Ne nous étonnons pas qu’il ne consacrât que trois mois sur douze à composer: la composition n’était qu’une des parties de sa tâche; il avait à créer, non seulement les œuvres, mais les interprètes.
La première chose pour lui était d’avoir un poète: car, en ce temps-là, les musiciens n’avaient pas encore l’ambition d’être leurs propres poètes. Ce n’était pas que Lully n’en eût été capable aussi bien qu’un autre. Il était homme d’esprit et d’invention.
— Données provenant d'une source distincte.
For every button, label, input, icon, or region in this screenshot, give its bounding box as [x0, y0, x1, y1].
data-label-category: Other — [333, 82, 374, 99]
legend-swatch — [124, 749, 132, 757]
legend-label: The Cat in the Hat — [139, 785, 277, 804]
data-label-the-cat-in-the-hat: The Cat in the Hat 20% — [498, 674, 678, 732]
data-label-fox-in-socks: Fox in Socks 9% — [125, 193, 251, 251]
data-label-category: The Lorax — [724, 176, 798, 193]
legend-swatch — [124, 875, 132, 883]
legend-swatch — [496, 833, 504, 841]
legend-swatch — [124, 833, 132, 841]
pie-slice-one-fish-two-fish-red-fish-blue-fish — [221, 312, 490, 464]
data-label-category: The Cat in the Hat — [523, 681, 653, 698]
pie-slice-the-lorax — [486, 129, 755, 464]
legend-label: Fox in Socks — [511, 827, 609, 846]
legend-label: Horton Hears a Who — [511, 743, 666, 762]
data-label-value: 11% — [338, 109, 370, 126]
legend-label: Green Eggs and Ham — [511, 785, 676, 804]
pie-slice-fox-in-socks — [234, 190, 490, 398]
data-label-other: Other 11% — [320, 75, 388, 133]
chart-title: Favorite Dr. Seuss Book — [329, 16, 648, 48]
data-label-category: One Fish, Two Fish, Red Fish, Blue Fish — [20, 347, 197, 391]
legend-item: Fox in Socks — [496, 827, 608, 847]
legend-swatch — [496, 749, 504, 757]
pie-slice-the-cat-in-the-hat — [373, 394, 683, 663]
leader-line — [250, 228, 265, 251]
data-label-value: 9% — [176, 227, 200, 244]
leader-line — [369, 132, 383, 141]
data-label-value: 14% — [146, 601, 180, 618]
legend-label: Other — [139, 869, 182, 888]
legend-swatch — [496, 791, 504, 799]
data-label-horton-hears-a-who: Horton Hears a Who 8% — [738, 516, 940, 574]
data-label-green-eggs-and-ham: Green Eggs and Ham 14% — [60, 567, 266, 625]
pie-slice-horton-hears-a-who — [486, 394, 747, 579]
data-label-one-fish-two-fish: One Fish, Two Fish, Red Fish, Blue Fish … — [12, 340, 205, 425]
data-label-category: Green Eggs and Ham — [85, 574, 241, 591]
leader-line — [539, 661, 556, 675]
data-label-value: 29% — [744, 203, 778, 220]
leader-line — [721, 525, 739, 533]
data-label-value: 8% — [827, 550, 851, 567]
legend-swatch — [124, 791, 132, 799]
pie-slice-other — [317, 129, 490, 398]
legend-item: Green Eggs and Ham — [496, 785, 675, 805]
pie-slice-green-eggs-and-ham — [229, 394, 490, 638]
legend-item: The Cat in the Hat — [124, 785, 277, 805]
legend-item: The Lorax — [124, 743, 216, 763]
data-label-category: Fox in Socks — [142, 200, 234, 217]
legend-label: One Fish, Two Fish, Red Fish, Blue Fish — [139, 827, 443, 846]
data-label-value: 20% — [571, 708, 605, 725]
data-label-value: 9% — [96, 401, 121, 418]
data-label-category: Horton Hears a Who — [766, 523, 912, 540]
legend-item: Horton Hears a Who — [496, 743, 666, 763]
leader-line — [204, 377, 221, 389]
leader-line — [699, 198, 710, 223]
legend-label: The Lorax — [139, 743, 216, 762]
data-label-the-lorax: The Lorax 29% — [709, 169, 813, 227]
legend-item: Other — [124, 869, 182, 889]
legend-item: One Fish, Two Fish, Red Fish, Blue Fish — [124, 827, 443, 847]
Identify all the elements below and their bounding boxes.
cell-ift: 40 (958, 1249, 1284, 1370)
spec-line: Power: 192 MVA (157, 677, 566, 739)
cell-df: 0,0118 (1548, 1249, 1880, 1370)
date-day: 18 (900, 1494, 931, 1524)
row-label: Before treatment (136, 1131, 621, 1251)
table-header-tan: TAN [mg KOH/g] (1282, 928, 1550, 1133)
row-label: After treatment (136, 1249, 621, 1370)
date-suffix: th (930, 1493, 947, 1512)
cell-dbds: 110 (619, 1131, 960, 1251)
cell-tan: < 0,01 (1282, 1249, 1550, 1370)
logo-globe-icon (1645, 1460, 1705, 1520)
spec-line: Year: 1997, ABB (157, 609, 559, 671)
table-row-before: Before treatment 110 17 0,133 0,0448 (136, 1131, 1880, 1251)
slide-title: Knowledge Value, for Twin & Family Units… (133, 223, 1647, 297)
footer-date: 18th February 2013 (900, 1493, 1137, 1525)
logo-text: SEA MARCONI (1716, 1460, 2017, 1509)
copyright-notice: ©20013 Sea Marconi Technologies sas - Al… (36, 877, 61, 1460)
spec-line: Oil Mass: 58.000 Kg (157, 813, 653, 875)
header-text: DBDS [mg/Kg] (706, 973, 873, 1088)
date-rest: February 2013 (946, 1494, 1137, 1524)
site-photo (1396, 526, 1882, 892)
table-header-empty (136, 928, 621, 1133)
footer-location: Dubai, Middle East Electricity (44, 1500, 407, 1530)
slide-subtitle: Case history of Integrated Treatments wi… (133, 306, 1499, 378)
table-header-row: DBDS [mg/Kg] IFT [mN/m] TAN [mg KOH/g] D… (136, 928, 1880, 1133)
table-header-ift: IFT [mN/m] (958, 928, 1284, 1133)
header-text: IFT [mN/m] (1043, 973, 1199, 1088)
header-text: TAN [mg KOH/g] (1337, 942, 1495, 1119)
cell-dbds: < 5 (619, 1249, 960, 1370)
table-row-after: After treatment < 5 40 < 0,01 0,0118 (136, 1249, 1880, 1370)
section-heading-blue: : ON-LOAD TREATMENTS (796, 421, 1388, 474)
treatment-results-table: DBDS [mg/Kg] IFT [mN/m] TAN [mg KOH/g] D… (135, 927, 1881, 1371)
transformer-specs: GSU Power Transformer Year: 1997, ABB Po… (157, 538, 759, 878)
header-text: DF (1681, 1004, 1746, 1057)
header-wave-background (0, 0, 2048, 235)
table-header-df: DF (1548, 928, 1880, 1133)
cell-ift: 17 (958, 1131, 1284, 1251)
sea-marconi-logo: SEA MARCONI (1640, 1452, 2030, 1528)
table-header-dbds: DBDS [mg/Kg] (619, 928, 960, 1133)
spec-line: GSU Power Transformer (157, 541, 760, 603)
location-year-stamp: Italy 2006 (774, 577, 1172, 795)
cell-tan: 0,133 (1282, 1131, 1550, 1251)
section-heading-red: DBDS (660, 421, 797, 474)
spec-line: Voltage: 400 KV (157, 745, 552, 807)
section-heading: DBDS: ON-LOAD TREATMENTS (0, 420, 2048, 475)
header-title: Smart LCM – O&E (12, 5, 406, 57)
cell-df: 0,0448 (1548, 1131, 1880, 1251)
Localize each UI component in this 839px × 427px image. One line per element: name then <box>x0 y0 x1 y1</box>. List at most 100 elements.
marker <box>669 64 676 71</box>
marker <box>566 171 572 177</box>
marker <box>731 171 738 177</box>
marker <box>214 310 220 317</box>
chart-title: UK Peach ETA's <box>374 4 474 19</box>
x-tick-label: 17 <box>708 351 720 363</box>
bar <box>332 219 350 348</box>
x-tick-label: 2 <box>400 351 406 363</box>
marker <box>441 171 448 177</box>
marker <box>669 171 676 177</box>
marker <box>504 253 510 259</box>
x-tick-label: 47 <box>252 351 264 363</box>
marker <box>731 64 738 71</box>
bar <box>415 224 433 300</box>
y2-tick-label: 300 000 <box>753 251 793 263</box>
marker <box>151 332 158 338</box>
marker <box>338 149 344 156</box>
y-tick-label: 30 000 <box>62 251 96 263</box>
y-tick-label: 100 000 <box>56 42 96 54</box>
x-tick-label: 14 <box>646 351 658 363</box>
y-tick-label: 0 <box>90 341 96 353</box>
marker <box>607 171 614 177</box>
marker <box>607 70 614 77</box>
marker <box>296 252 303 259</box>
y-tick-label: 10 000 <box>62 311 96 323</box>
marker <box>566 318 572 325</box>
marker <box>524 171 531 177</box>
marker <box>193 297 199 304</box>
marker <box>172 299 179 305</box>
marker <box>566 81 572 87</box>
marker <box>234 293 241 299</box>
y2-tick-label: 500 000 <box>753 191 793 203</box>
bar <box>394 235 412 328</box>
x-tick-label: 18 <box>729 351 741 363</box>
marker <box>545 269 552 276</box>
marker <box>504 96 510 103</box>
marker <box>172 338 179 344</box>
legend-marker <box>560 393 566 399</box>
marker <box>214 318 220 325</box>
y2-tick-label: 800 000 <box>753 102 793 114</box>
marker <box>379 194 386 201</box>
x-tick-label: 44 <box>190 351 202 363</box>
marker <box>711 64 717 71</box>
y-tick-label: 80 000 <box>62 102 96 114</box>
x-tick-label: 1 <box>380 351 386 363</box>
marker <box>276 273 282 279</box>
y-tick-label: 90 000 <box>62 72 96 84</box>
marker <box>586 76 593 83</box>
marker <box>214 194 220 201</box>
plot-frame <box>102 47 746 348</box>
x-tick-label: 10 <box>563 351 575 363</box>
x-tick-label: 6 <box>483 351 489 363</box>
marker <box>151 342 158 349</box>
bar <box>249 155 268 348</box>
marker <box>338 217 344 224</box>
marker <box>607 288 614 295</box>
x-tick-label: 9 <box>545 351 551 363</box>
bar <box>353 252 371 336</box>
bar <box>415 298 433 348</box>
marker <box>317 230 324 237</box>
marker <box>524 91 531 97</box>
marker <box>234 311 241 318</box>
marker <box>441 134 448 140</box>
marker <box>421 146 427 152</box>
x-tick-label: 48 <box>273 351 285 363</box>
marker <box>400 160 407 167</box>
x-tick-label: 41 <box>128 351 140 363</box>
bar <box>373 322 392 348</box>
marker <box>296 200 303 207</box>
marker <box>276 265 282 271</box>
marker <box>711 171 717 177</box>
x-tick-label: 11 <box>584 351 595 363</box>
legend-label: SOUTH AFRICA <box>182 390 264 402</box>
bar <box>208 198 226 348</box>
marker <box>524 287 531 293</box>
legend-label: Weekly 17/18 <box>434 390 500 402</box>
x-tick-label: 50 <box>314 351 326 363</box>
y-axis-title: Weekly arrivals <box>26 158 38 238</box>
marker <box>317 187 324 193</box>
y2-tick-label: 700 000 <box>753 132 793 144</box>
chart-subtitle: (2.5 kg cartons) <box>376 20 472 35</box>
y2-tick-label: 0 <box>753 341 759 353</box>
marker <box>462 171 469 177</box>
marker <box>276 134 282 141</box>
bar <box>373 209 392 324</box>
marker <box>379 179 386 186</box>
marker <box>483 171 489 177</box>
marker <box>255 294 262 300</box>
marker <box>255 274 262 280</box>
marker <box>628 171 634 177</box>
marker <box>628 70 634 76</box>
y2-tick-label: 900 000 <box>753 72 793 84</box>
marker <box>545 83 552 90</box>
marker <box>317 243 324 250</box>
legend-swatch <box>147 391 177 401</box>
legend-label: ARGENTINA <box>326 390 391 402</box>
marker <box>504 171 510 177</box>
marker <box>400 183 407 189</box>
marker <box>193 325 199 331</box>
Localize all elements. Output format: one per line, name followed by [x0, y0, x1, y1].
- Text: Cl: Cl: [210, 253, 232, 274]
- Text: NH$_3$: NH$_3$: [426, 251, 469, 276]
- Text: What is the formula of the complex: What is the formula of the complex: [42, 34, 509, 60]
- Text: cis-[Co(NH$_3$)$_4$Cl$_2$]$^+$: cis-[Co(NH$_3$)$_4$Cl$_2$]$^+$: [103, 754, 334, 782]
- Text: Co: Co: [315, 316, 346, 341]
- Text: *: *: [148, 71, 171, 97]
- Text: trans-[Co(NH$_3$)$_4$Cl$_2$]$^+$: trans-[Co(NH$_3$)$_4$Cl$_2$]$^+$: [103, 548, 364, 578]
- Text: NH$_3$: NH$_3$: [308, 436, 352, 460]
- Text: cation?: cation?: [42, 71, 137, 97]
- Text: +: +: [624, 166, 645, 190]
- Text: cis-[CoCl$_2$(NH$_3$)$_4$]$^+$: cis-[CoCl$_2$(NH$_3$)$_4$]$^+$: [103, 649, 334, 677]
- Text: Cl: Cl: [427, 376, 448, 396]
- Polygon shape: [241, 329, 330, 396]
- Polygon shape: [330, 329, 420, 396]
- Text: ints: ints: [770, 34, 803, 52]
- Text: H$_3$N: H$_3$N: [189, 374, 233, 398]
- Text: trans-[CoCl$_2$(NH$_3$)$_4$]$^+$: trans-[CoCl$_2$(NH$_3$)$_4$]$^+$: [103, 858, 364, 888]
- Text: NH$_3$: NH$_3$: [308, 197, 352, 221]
Il avait une vivacité fertile en saillies et en traits originaux, et il faisait un conte en perfection, quoique avec un bruit moins français qu’italien... On connaissait de lui de jolis vers italiens et français. Toutes les paroles italiennes de Pourceaugnac étaient de sa façon.
Il n’est pas douteux qu’il n’ait retouché certains passages de ses poèmes d’opéra. Mais il ne se fiait pas à sa facilité; et, trop paresseux pour se charger du gros du travail, il chercha—il trouva un auteur: Quinault.
Nous ne dirons pas qu’il eut la main heureuse. Il n’y a ici aucune place pour le hasard: c’est l’intelligence et la volonté de Lully qui jouent le principal rôle. Non seulement il sut faire choix, entre d’autres plus grands, du poète dont l’art pouvait le mieux s’unir à sa musique, et il lui maintint sa faveur exclusive, en dépit de l’opinion de presque tous les beaux-esprits, mais, en réalité, il forma son poète, il fit de lui ce que Quinault est resté pour l’avenir, le poète touchant et passionné d’Armide.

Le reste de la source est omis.